Così mi sono affidata all’aiuto di una psicologa con la quale ho messo in ordine tante cose e ho avuto il coraggio di farlo: l’ho denunciato per maltrattamenti privati e morali. Denuncia di cui non si sa ancora nulla, ma spero che vada avanti. Il 25/9/2020 è nata la mia piccola M.E. Fu una grandissima gioia per il mio cuore, anche se ho ancora tanta paura per il suo futuro. Ma sai, mia figlia crescerà nell’amore di una famiglia unita. È vero che non avrà il suo papà, ma ciò non vuol dire che non avrà il valore della famiglia. Quell’essere indegno che per legge dobbiamo chiamare “papà” l’ha vista una sola volta e voleva pure prenderla in braccio. L’ha vista dal vetro della macchina. E poi è sparito.Di nuovo.

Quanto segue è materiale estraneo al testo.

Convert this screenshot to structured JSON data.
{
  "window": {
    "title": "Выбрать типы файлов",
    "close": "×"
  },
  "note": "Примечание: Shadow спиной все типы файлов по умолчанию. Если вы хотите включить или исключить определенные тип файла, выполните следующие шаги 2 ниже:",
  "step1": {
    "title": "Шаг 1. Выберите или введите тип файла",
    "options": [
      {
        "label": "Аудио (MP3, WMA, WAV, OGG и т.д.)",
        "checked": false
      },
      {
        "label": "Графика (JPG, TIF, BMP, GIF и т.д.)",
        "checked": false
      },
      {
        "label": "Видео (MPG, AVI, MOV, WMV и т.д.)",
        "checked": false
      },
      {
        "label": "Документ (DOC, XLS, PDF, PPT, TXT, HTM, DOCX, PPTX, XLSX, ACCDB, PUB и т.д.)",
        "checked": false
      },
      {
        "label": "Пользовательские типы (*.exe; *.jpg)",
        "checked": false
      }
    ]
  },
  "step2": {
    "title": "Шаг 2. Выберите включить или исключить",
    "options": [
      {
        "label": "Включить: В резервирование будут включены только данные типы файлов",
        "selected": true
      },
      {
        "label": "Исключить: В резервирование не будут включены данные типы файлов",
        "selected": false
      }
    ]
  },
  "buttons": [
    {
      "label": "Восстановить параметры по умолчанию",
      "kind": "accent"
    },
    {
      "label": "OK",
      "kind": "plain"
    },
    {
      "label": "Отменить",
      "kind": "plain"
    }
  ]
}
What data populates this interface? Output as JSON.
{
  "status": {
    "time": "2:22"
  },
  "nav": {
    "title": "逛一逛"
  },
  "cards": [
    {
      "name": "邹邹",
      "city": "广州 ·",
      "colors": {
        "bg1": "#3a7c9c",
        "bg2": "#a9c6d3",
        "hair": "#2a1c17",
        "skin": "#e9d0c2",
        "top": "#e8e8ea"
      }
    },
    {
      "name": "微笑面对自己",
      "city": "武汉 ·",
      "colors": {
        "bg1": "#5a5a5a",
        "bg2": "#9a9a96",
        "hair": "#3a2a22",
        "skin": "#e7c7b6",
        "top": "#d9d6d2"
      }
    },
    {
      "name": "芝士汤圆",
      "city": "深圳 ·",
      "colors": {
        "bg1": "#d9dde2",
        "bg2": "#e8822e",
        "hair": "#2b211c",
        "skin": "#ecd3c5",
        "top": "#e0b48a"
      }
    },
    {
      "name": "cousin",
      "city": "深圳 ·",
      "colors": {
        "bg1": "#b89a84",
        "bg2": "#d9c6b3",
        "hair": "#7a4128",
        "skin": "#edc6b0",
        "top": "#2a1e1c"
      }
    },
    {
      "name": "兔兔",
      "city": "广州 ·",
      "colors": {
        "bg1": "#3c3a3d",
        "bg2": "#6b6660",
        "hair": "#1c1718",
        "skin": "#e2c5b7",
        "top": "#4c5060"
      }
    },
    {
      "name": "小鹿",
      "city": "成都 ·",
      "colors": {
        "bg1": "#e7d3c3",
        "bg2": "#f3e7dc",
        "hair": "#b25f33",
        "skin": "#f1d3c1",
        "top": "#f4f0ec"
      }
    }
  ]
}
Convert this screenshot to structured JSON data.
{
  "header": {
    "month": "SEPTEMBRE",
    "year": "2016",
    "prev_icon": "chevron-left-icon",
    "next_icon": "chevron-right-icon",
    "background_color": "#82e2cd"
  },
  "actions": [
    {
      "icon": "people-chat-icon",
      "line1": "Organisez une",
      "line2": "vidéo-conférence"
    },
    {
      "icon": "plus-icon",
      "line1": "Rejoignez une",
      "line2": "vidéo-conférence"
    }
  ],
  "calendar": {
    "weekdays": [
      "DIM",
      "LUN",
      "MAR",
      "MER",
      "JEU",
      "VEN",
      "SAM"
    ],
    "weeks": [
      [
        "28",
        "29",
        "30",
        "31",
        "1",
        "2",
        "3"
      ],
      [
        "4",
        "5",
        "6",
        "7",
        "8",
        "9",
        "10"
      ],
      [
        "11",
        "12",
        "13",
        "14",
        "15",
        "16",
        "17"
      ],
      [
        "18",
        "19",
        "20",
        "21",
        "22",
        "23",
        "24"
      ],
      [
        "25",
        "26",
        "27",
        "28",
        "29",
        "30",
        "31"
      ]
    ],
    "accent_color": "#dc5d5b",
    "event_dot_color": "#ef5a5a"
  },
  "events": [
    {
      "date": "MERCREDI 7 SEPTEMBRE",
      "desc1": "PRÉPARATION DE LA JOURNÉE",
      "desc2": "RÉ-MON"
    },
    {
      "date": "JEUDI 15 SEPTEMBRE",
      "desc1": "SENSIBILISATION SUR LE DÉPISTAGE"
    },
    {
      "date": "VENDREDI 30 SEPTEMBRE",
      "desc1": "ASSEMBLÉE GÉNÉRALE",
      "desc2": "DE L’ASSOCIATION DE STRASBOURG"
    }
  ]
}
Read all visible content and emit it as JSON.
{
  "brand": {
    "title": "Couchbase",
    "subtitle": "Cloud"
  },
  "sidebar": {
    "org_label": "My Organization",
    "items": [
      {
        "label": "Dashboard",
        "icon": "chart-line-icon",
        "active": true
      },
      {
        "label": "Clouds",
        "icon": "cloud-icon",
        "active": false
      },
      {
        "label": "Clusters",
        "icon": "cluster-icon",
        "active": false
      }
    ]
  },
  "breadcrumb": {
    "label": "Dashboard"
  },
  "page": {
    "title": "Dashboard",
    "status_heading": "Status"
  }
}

Io sono ancora incredula. Adesso lui ha un’altra. La sua famiglia mi ha chiamata una sola volta al quinto mese di gravidanza, chiedendomi di implorarlo a tornare con me per il bene della bambina. Ma è proprio per il suo bene che lui non deve esserci. Dopodiché è sparita anche la famiglia.

Perdonami forse mi sono dilungata troppo. Volevo raccontarti la mia storia Grazie Anna per esporti così tanto a tutela della vita. Forse però bisognerebbe dare più incentivi alle donne per portare avanti una gravidanza. Lo Stato non aiuta. E tre mesi per tornare a lavoro sono veramente pochi”.

Ricevere questa emozionante lettera è stato un onore per me. La forza di questa donna è una grande lezione di umanità per tutti noi. Spesso si parla dell’aborto come un “diritto” della donna, quando in situazioni come questa si manifesta una totale deresponsabilizzazione dell’uomo. Gli uomini irresponsabili amano l’aborto, poiché è il mezzo tramite il quale si sentono liberi dalle proprie azioni. Gli uomini veri invece proteggono le donne e le aiutano a tutelare la vita. Attraverso le parole di questa guerriera traspare quanto l’aborto sia anche una questione strettamente maschilista. Non a caso, la mia cara amica americana Rebecca Kiessling, concepita in uno stupro e oggi attivista pro-life durante una mia video-intervista affermava che gli stupratori e gli uomini violenti amano l’aborto poiché distrugge le prove dell’abuso subito e li libera da ogni responsabilità.

La violenza è il vero volto dell’aborto. L’amore è l’essenza della vita e sono proprio storie ricche di speranza come queste ad affermare la bellezza e il valore inestimabile e incorruttibile della vita umana. Ogni bambino abortito è una sconfitta per tutta la società e ogni bambino salvato da questo genocidio silenzioso è un trionfo per l’intera umanità. Mi auguro con tutto il cuore che anche lo Stato prenda piena consapevolezza di questo e si dia da fare per tutelare la maternità incentivando aiuti economici per le famiglie e la natalità. Una nazione che non investe le proprie risorse sulla maternità è già il segnale di una nazione distrutta. Un paese che non tutela il diritto alla vita dei propri figli è un paese senza futuro. Spero vivamente che i nostri politici invece che preoccuparsi delle cose futili come i banchi a rotelle o i padiglioni con le primule, ascoltando storie intense come questa possano davvero impegnarsi a ricostruire la società partendo dalla base più importante e solida di qualsiasi civiltà l’umanità abbia mai conosciuto: la famiglia.